Einige Wochen nach Amas Tod, in denen die Geschwister sich mit der neuen Situation vertraut machen mussten, hört Bindu Maya in der Frauengruppe im Dorf von den rauchfreien Küchenöfen, die eine Organisation zur Verfügung stellt. Immer am Samstagvormittag werden dort Neuigkeiten und Informationen, manchmal aber auch einfach nur Dorfklatsch ausgetauscht. Gelegentlich gibt es kleine Geschenke, alleine dafür lohnt sich der Gang zur Frauengruppe. 

An einem Tag war ein Tamang-Mann aus dem nächsten Bezirk zu Gast, der mit Bildern und Heften über einen Lehmsteinofen zum Kochen berichtete und über die damit verbundenen Vorteile. Ein Argument geht Bindu Maya nicht aus dem Kopf: „Chronische Lungenerkrankungen soll der Ofen verhindern“, berichtet sie ihrem Bruder, „weil der Qualm vom Kochfeuer die Lungen angreift, und das ist wie Zigarettenrauchen oder schlimmer!“ Dabei kam ihr das Bild der Oma in den Sinn, die nie Zigaretten geraucht, wohl aber Zeit ihres Lebens vor dem qualmenden Kochfeuer gesessen hatte. 

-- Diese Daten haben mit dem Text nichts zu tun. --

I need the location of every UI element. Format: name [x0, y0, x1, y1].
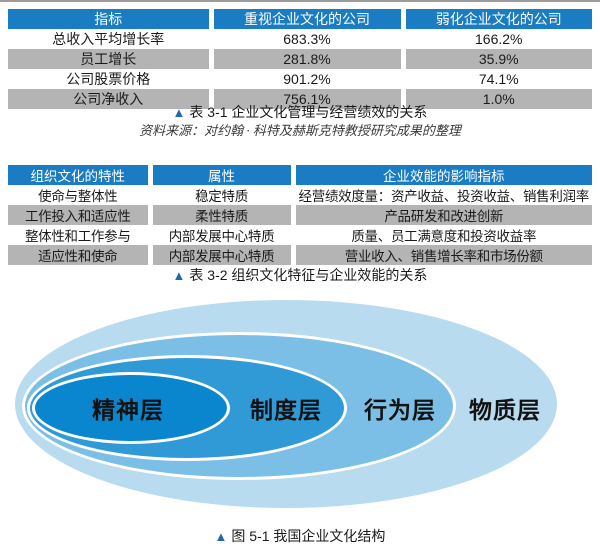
column-header: 重视企业文化的公司 — [208, 9, 403, 29]
table-row: 公司股票价格 901.2% 74.1% — [8, 69, 592, 89]
table2-caption-text: 表 3-2 组织文化特征与企业效能的关系 — [189, 267, 428, 283]
header-row: 组织文化的特性 属性 企业效能的影响指标 — [8, 165, 592, 185]
figure-caption: ▲ 图 5-1 我国企业文化结构 — [0, 527, 600, 546]
table-row: 总收入平均增长率 683.3% 166.2% — [8, 29, 592, 49]
table-row: 使命与整体性 稳定特质 经营绩效度量：资产收益、投资收益、销售利润率 — [8, 185, 592, 205]
ellipse-spirit-layer — [32, 372, 230, 444]
column-header: 指标 — [8, 9, 211, 29]
table-cell: 内部发展中心特质 — [147, 225, 293, 245]
table-cell: 员工增长 — [8, 49, 211, 69]
table-cell: 营业收入、销售增长率和市场份额 — [290, 245, 592, 265]
table-cell: 281.8% — [208, 49, 403, 69]
table-cell: 35.9% — [400, 49, 592, 69]
label-spirit-layer: 精神层 — [92, 397, 164, 423]
table-cell: 稳定特质 — [147, 185, 293, 205]
column-header: 弱化企业文化的公司 — [400, 9, 592, 29]
table-cell: 683.3% — [208, 29, 403, 49]
column-header: 企业效能的影响指标 — [290, 165, 592, 185]
table-row: 适应性和使命 内部发展中心特质 营业收入、销售增长率和市场份额 — [8, 245, 592, 265]
column-header: 属性 — [147, 165, 293, 185]
page-top-divider — [0, 0, 600, 2]
table-row: 工作投入和适应性 柔性特质 产品研发和改进创新 — [8, 205, 592, 225]
table-cell: 整体性和工作参与 — [8, 225, 150, 245]
table-cell: 总收入平均增长率 — [8, 29, 211, 49]
caption-triangle-icon: ▲ — [172, 105, 186, 120]
table-cell: 1.0% — [400, 89, 592, 109]
table-cell: 质量、员工满意度和投资收益率 — [290, 225, 592, 245]
table1-caption: ▲ 表 3-1 企业文化管理与经营绩效的关系 — [0, 103, 600, 122]
table2-caption: ▲ 表 3-2 组织文化特征与企业效能的关系 — [0, 266, 600, 285]
table-culture-vs-performance: 指标 重视企业文化的公司 弱化企业文化的公司 总收入平均增长率 683.3% 166.2%… — [8, 9, 592, 109]
table-cell: 柔性特质 — [147, 205, 293, 225]
table-cell: 内部发展中心特质 — [147, 245, 293, 265]
table-cell: 901.2% — [208, 69, 403, 89]
label-system-layer: 制度层 — [250, 397, 322, 423]
label-behavior-layer: 行为层 — [364, 397, 436, 423]
table1-caption-text: 表 3-1 企业文化管理与经营绩效的关系 — [189, 104, 428, 120]
label-material-layer: 物质层 — [469, 397, 541, 423]
table-cell: 工作投入和适应性 — [8, 205, 150, 225]
table-cell: 公司净收入 — [8, 89, 211, 109]
table-culture-traits-vs-effectiveness: 组织文化的特性 属性 企业效能的影响指标 使命与整体性 稳定特质 经营绩效度量：资产收益、… — [8, 165, 592, 265]
table-cell: 经营绩效度量：资产收益、投资收益、销售利润率 — [290, 185, 592, 205]
table-cell: 使命与整体性 — [8, 185, 150, 205]
table-row: 整体性和工作参与 内部发展中心特质 质量、员工满意度和投资收益率 — [8, 225, 592, 245]
table-cell: 74.1% — [400, 69, 592, 89]
table-cell: 产品研发和改进创新 — [290, 205, 592, 225]
table-cell: 公司股票价格 — [8, 69, 211, 89]
caption-triangle-icon: ▲ — [172, 268, 186, 283]
figure-caption-text: 图 5-1 我国企业文化结构 — [231, 528, 386, 544]
caption-triangle-icon: ▲ — [214, 529, 228, 544]
column-header: 组织文化的特性 — [8, 165, 150, 185]
table-cell: 756.1% — [208, 89, 403, 109]
table-row: 员工增长 281.8% 35.9% — [8, 49, 592, 69]
table-cell: 适应性和使命 — [8, 245, 150, 265]
header-row: 指标 重视企业文化的公司 弱化企业文化的公司 — [8, 9, 592, 29]
table-row: 公司净收入 756.1% 1.0% — [8, 89, 592, 109]
table-cell: 166.2% — [400, 29, 592, 49]
table1-source-note: 资料来源：对约翰 · 科特及赫斯克特教授研究成果的整理 — [139, 123, 461, 138]
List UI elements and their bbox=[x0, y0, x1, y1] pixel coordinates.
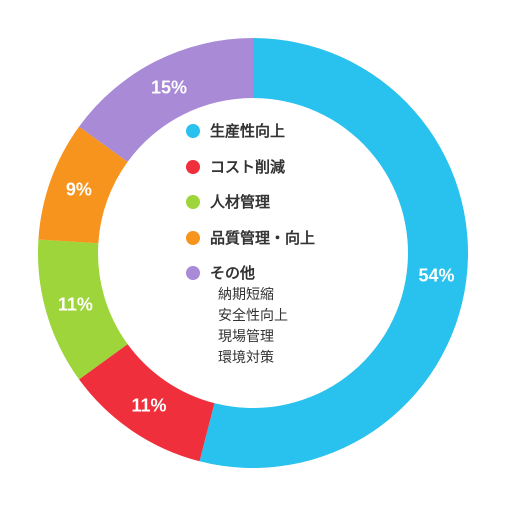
legend-text: 生産性向上 bbox=[210, 122, 285, 142]
legend-row: 人材管理 bbox=[186, 193, 315, 213]
slice-percent-label: 11% bbox=[58, 294, 93, 315]
legend-row: コスト削減 bbox=[186, 158, 315, 178]
legend-row: 生産性向上 bbox=[186, 122, 315, 142]
legend-label: 人材管理 bbox=[210, 193, 270, 213]
legend-row: 品質管理・向上 bbox=[186, 229, 315, 249]
legend-sub-label: 環境対策 bbox=[218, 347, 288, 368]
legend-text: 品質管理・向上 bbox=[210, 229, 315, 249]
legend-sub-label: 現場管理 bbox=[218, 326, 288, 347]
legend-marker bbox=[186, 195, 200, 209]
legend-label: 生産性向上 bbox=[210, 122, 285, 142]
legend-sub-label: 安全性向上 bbox=[218, 305, 288, 326]
legend: 生産性向上コスト削減人材管理品質管理・向上その他納期短縮安全性向上現場管理環境対… bbox=[186, 122, 315, 368]
slice-percent-label: 54% bbox=[419, 266, 455, 287]
legend-row: その他納期短縮安全性向上現場管理環境対策 bbox=[186, 264, 315, 368]
legend-label: 品質管理・向上 bbox=[210, 229, 315, 249]
legend-label: コスト削減 bbox=[210, 158, 285, 178]
legend-sub-label: 納期短縮 bbox=[218, 284, 288, 305]
legend-text: コスト削減 bbox=[210, 158, 285, 178]
legend-label: その他 bbox=[210, 264, 288, 284]
slice-percent-label: 9% bbox=[66, 180, 92, 201]
legend-marker bbox=[186, 266, 200, 280]
donut-chart: 生産性向上コスト削減人材管理品質管理・向上その他納期短縮安全性向上現場管理環境対… bbox=[0, 0, 507, 506]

Eine Frau greift nach einer Pfanne auf einer offenen Feuerstelle.

Die Geschwister beschlossen, dass sie so einen Ofen haben wollen. Bindu Maya hat schon drei Körbe Lehmerde vom Feld geholt und auf dem Hof ausgeschüttet. Die zwei Körbe Kuhdung sind das kleinste Problem, der ist überall zu finden. Gun Bahadur ist am Morgen losgegangen, um den Ofenbauer von der Straße abzuholen, die hoch über ihrem Dorf verläuft. Dabei will er auch gleich einen Sack Reisschalen aus der Mühle mitbringen. 

Bindu Maya hat das Kochfeuer kräftig geschürt und es qualmt ordentlich. Wird es das letzte offene Feuer in ihrem Haus sein? Aber diesmal muss es noch sein, der Gast soll einen Milchtee und eine gute Reismahlzeit bekommen, bevor er mit der Arbeit beginnt. 

Sie ist ja schon so gespannt, wie alles wird.